Solitamente ad una certa età si è felici di andare in pensione. Quando questo accade, è quasi certo che si verrà accompagnati da un frasario ricorrente del tipo:
·         Beato te che finalmente te ne starai senza far niente;
·         Siamo contenti che vai in pensione, chissà se noi ci andremo;
·         Cerca di non dimenticarti di noi, vienici a trovare.
Ma non è finita qui!

Dirigenti e Responsabili vanno ben oltre.Questi, infatti, con fare paterno e costernato, oltre agli auguri di rito aggiungono una devota ed ossequiosa manifestazione di invidia:“Vorremmo essere al Suo posto, chissà quante belle cose farà con la sua pensione, e noi invece qui, costretti a lavorare ancora di più, specialmente ora che lei ci lascia per il suo meritato, anche se prematuro riposo.
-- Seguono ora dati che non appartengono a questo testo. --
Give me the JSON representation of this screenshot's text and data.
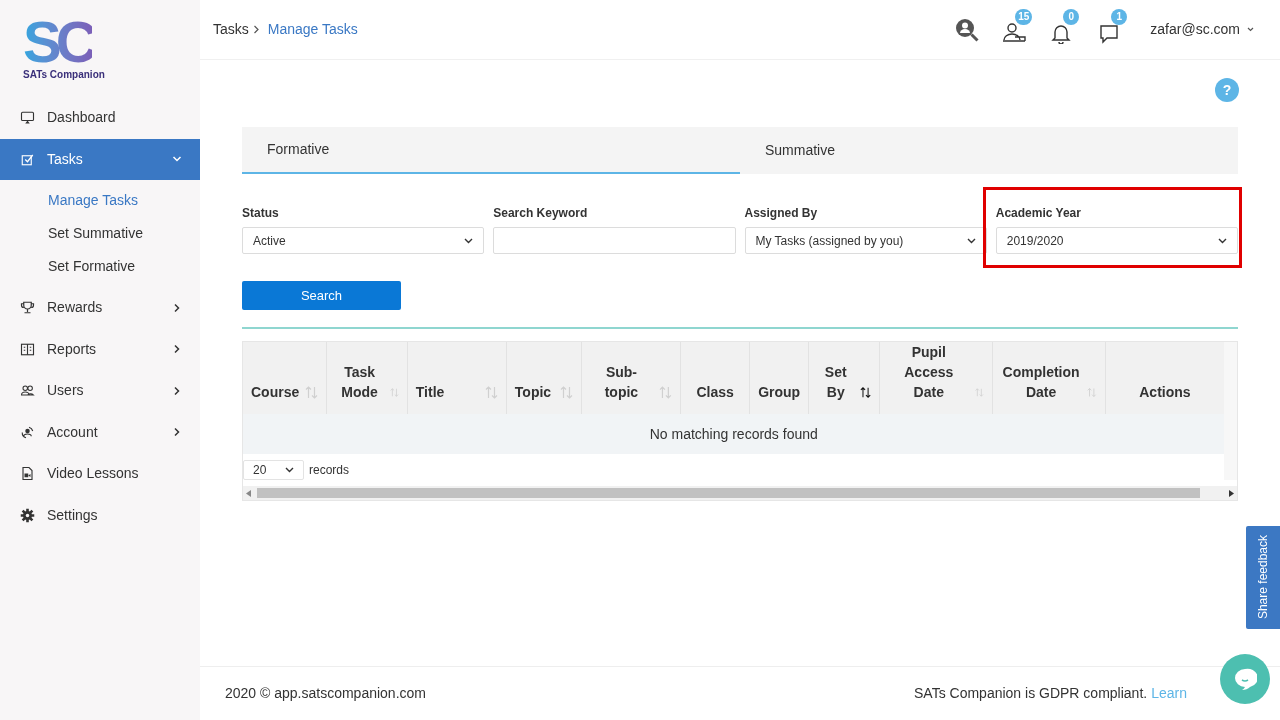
{
  "logo": {
    "mark": "SC",
    "name": "SATs Companion"
  },
  "sidebar": {
    "items": [
      {
        "label": "Dashboard",
        "selected": false
      },
      {
        "label": "Tasks",
        "selected": true,
        "expanded": true,
        "children": [
          {
            "label": "Manage Tasks",
            "selected": true
          },
          {
            "label": "Set Summative",
            "selected": false
          },
          {
            "label": "Set Formative",
            "selected": false
          }
        ]
      },
      {
        "label": "Rewards",
        "selected": false,
        "expanded": false
      },
      {
        "label": "Reports",
        "selected": false,
        "expanded": false
      },
      {
        "label": "Users",
        "selected": false,
        "expanded": false
      },
      {
        "label": "Account",
        "selected": false,
        "expanded": false
      },
      {
        "label": "Video Lessons",
        "selected": false
      },
      {
        "label": "Settings",
        "selected": false
      }
    ]
  },
  "breadcrumb": [
    "Tasks",
    "Manage Tasks"
  ],
  "header": {
    "badges": [
      {
        "count": "15"
      },
      {
        "count": "0"
      },
      {
        "count": "1"
      }
    ],
    "user": "zafar@sc.com"
  },
  "help": "?",
  "tabs": [
    {
      "label": "Formative",
      "selected": true
    },
    {
      "label": "Summative",
      "selected": false
    }
  ],
  "filters": [
    {
      "label": "Status",
      "kind": "select",
      "value": "Active",
      "highlighted": false
    },
    {
      "label": "Search Keyword",
      "kind": "text",
      "highlighted": false
    },
    {
      "label": "Assigned By",
      "kind": "select",
      "value": "My Tasks (assigned by you)",
      "highlighted": false
    },
    {
      "label": "Academic Year",
      "kind": "select",
      "value": "2019/2020",
      "highlighted": true
    }
  ],
  "search_button": "Search",
  "table": {
    "columns": [
      {
        "label": "Course",
        "sortable": true,
        "sorted": false
      },
      {
        "label": "Task Mode",
        "sortable": true,
        "sorted": false
      },
      {
        "label": "Title",
        "sortable": true,
        "sorted": false
      },
      {
        "label": "Topic",
        "sortable": true,
        "sorted": false
      },
      {
        "label": "Sub-topic",
        "sortable": true,
        "sorted": false
      },
      {
        "label": "Class",
        "sortable": false
      },
      {
        "label": "Group",
        "sortable": false
      },
      {
        "label": "Set By",
        "sortable": true,
        "sorted": true
      },
      {
        "label": "Pupil Access Date",
        "sortable": true,
        "sorted": false
      },
      {
        "label": "Completion Date",
        "sortable": true,
        "sorted": false
      },
      {
        "label": "Actions",
        "sortable": false
      }
    ],
    "empty_message": "No matching records found",
    "page_size": "20",
    "page_size_label": "records"
  },
  "footer": {
    "copyright": "2020 © app.satscompanion.com",
    "gdpr": "SATs Companion is GDPR compliant.",
    "link": "Learn"
  },
  "feedback_tab": "Share feedback"
}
Sarà difficile trovare qualcuno che possa sostituirla”Sarà vero?

Paolo Villaggio aveva descritto, con il suo stile grottesco, l’esistenza dell’impiegato medio, del suo percorso, e dell’inevitabile oblio.

In definitiva tutto ciò che resta al pensionamento è solo la presunta gratitudine per il lavoro svolto, manifestata da una semplice patacca, oppure da una più semplice pacca sulla spalla.
Solitamente questo accade a chi ha operato nella P.A. oppure in grandi aziende organizzate in modo eterogeneo e piramidale; ma ci sono altre categorie che potrei raggruppare in coloro afferenti alla “Partite IVA”.

Per questi solitamente non ci saranno né cerimonie, né pacche sulle spalle, ma solo il silenzio intorno a loro; l'assordante silenzio rotto solo dal rumore di chiave che girerà nella serratura di una serranda, che si abbasserà per l’ultima volta. In quel momento, e solo allora, l’artigiano, il negoziante, il libero professionista, si renderà conto di aver riposto in una scatola la propria “arte”. 
Da quel momento in poi sarà libero, si, libero d’incamminarsi per una strada in ombra, domandandosi con un misto di smarrimento e nostalgia: “E ORA?”